According to Todd, Americans idolized Conan far more than the people of any other country in the world. When trying to explain that, the panel coalesced around the notion of ‘primal masculinity,’ which in the context of America manifested itself as a kind of ultimate example of the self-made man. Anderson pointed out that in this respect Conan’s popularity shares a great deal in common with that of another super masculine character: James Bond.
Stirling felt it important to recognize and point out the depth of Howard’s world creation. He drew upon his readings in history as source material he could adapt and reshape to create the world of Conan. Howard used material from the ancient cultures of West and Central Asia, North Africa, the British Isles, and Europe to construct the world in which Conan struggled. Todd was quick to point out that while Howard drew on a deep knowledge of history, the world was not just a copy, but rather a creation uniquely his own.
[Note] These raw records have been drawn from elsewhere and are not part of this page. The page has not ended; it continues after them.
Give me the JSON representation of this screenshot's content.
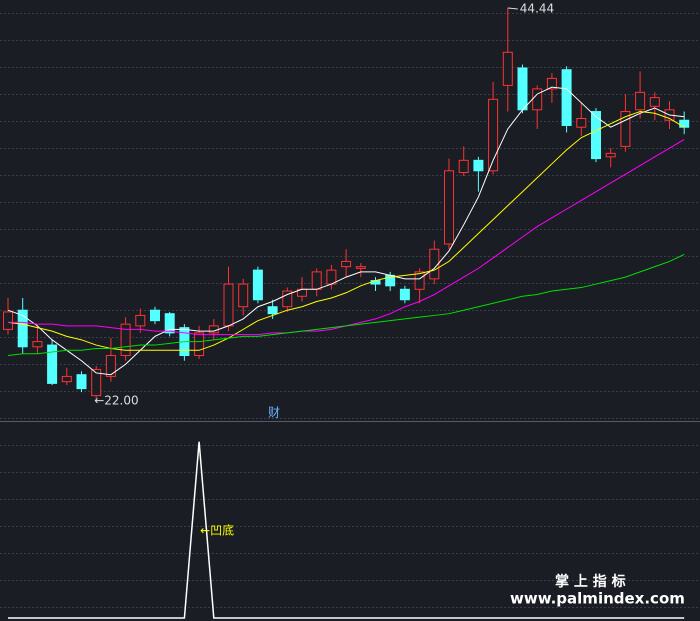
{
  "chart_data": [
    {
      "type": "candlestick",
      "open": [
        26.0,
        27.1,
        25.0,
        25.1,
        23.0,
        23.4,
        22.2,
        23.3,
        24.5,
        26.2,
        27.1,
        26.9,
        26.1,
        24.5,
        25.8,
        26.2,
        27.3,
        29.4,
        27.3,
        27.3,
        27.9,
        28.3,
        28.6,
        29.6,
        29.5,
        28.8,
        29.1,
        28.3,
        28.3,
        28.9,
        30.9,
        35.0,
        35.7,
        35.1,
        40.0,
        41.0,
        38.6,
        39.8,
        40.9,
        37.6,
        38.5,
        35.9,
        36.5,
        38.6,
        38.8,
        38.0,
        38.0
      ],
      "high": [
        27.8,
        27.8,
        26.2,
        25.4,
        23.8,
        23.6,
        23.9,
        25.5,
        26.7,
        27.2,
        27.3,
        27.0,
        26.3,
        26.2,
        26.6,
        29.6,
        28.9,
        29.6,
        27.7,
        28.4,
        29.0,
        29.5,
        29.7,
        30.6,
        29.8,
        29.0,
        29.3,
        28.5,
        29.5,
        31.1,
        35.8,
        36.5,
        35.9,
        40.2,
        44.44,
        41.2,
        40.0,
        40.7,
        41.1,
        39.0,
        38.7,
        36.4,
        39.5,
        40.8,
        39.6,
        39.1,
        38.5
      ],
      "low": [
        25.7,
        24.6,
        24.6,
        22.8,
        22.8,
        22.4,
        22.0,
        23.0,
        24.2,
        25.8,
        26.3,
        25.6,
        24.2,
        24.3,
        25.4,
        25.9,
        26.8,
        27.5,
        26.6,
        27.0,
        27.6,
        27.9,
        28.3,
        29.0,
        29.0,
        28.2,
        28.2,
        27.5,
        27.5,
        28.6,
        30.6,
        34.8,
        33.9,
        34.9,
        38.5,
        38.4,
        37.5,
        39.0,
        37.3,
        37.1,
        35.6,
        35.3,
        36.2,
        38.1,
        38.0,
        37.5,
        37.2
      ],
      "close": [
        27.0,
        25.0,
        25.3,
        22.9,
        23.3,
        22.6,
        23.7,
        24.5,
        26.3,
        26.8,
        26.5,
        25.8,
        24.5,
        25.8,
        26.2,
        28.6,
        28.6,
        27.7,
        26.9,
        28.2,
        28.3,
        29.3,
        29.4,
        29.9,
        29.6,
        28.6,
        28.5,
        27.7,
        29.3,
        30.6,
        35.1,
        35.7,
        35.1,
        39.2,
        41.9,
        38.6,
        39.8,
        40.4,
        37.7,
        38.1,
        35.8,
        36.1,
        38.5,
        39.6,
        39.3,
        38.6,
        37.6
      ],
      "up_color": "#ff3232",
      "down_color": "#54ffff",
      "series": [
        {
          "color": "#ffffff",
          "values": [
            27.1,
            26.8,
            26.2,
            25.4,
            24.8,
            24.2,
            23.5,
            23.4,
            24.0,
            24.8,
            25.6,
            26.0,
            26.0,
            25.9,
            25.9,
            26.2,
            26.6,
            27.3,
            27.6,
            28.0,
            28.3,
            28.3,
            28.6,
            29.0,
            29.3,
            29.3,
            29.1,
            28.9,
            28.9,
            29.5,
            30.5,
            32.0,
            33.6,
            35.7,
            37.5,
            38.6,
            39.5,
            39.9,
            39.8,
            39.0,
            38.2,
            37.6,
            38.0,
            38.4,
            38.7,
            38.3,
            38.2
          ]
        },
        {
          "color": "#ffff00",
          "values": [
            26.4,
            26.3,
            26.1,
            25.9,
            25.6,
            25.4,
            25.1,
            24.9,
            24.8,
            24.8,
            24.8,
            24.8,
            24.8,
            24.8,
            25.1,
            25.5,
            26.0,
            26.5,
            26.8,
            27.1,
            27.3,
            27.6,
            27.8,
            28.1,
            28.5,
            28.8,
            29.0,
            29.1,
            29.2,
            29.4,
            29.9,
            30.7,
            31.5,
            32.3,
            33.1,
            33.9,
            34.7,
            35.5,
            36.3,
            37.0,
            37.4,
            37.8,
            38.2,
            38.5,
            38.4,
            38.1,
            37.6
          ]
        },
        {
          "color": "#ff00ff",
          "values": [
            26.4,
            26.4,
            26.3,
            26.3,
            26.2,
            26.2,
            26.2,
            26.1,
            26.0,
            26.0,
            25.9,
            25.9,
            25.8,
            25.7,
            25.7,
            25.7,
            25.7,
            25.7,
            25.8,
            25.8,
            25.9,
            25.9,
            26.0,
            26.2,
            26.4,
            26.6,
            26.9,
            27.3,
            27.6,
            28.0,
            28.5,
            29.0,
            29.5,
            30.1,
            30.7,
            31.3,
            31.9,
            32.4,
            32.9,
            33.4,
            33.9,
            34.4,
            34.9,
            35.4,
            35.9,
            36.4,
            36.9
          ]
        },
        {
          "color": "#00e000",
          "values": [
            24.5,
            24.6,
            24.6,
            24.7,
            24.8,
            24.8,
            24.9,
            24.9,
            25.0,
            25.1,
            25.1,
            25.2,
            25.3,
            25.3,
            25.4,
            25.5,
            25.6,
            25.6,
            25.7,
            25.8,
            25.9,
            26.0,
            26.1,
            26.2,
            26.3,
            26.4,
            26.5,
            26.6,
            26.7,
            26.8,
            26.9,
            27.1,
            27.3,
            27.5,
            27.7,
            27.9,
            28.0,
            28.2,
            28.3,
            28.4,
            28.6,
            28.8,
            29.0,
            29.3,
            29.6,
            29.9,
            30.3
          ]
        }
      ],
      "ylim": [
        20.8,
        44.9
      ],
      "annotations": [
        {
          "text": "44.44"
        },
        {
          "text": "←22.00"
        },
        {
          "text": "财"
        }
      ]
    },
    {
      "type": "line",
      "color": "#ffffff",
      "values": [
        0,
        0,
        0,
        0,
        0,
        0,
        0,
        0,
        0,
        0,
        0,
        0,
        0,
        1,
        0,
        0,
        0,
        0,
        0,
        0,
        0,
        0,
        0,
        0,
        0,
        0,
        0,
        0,
        0,
        0,
        0,
        0,
        0,
        0,
        0,
        0,
        0,
        0,
        0,
        0,
        0,
        0,
        0,
        0,
        0,
        0,
        0
      ],
      "ylim": [
        0,
        1.1
      ],
      "annotations": [
        {
          "text": "←凹底"
        }
      ],
      "watermark": [
        "掌 上 指 标",
        "www.palmindex.com"
      ]
    }
  ]
}
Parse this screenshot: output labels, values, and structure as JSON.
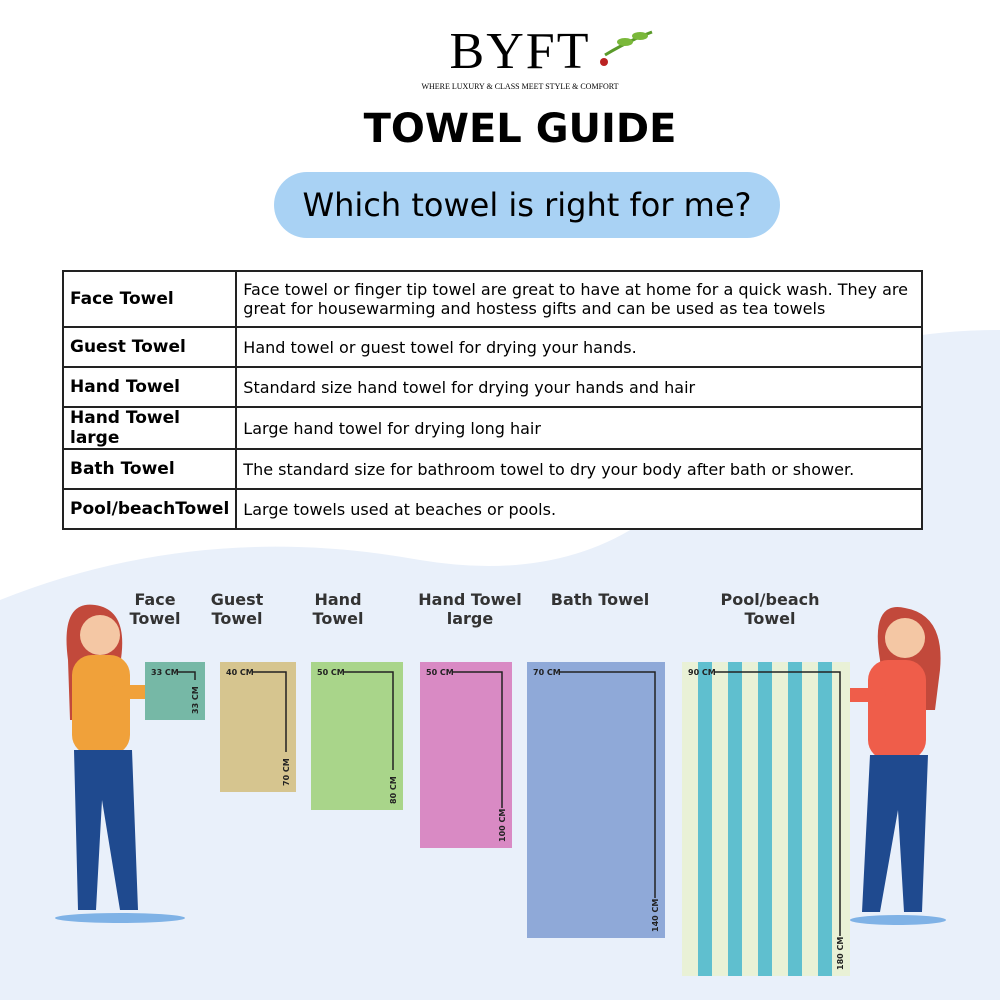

Howard’s Conan stories constitute the “canon,” and he died at the very young age of 30. Still, his stories and epic character live on. Among the most famous adaptations of the tale of Conan was Conan the Barbarian, released in 1982 and starring Arnold Schwarzenegger. Based on Howard’s character and written by John Milius and Oliver Stone, it is (even with its limitations and problems) a significant contribution to the corpus. The Conan comics have also contributed to the character’s vitality as have computer and video games. Allen in particular acknowledged the influence of the Dark Horse comics telling of Conan stories for their emphasis upon his cunning. Stirling’s new Conan novel arrives on book store shelves this November with even more content on the way. So, what then is best in life? As one of the first epic sword and sorcery heroes, it is that at 90 you live, and that is exactly what Conan is doing.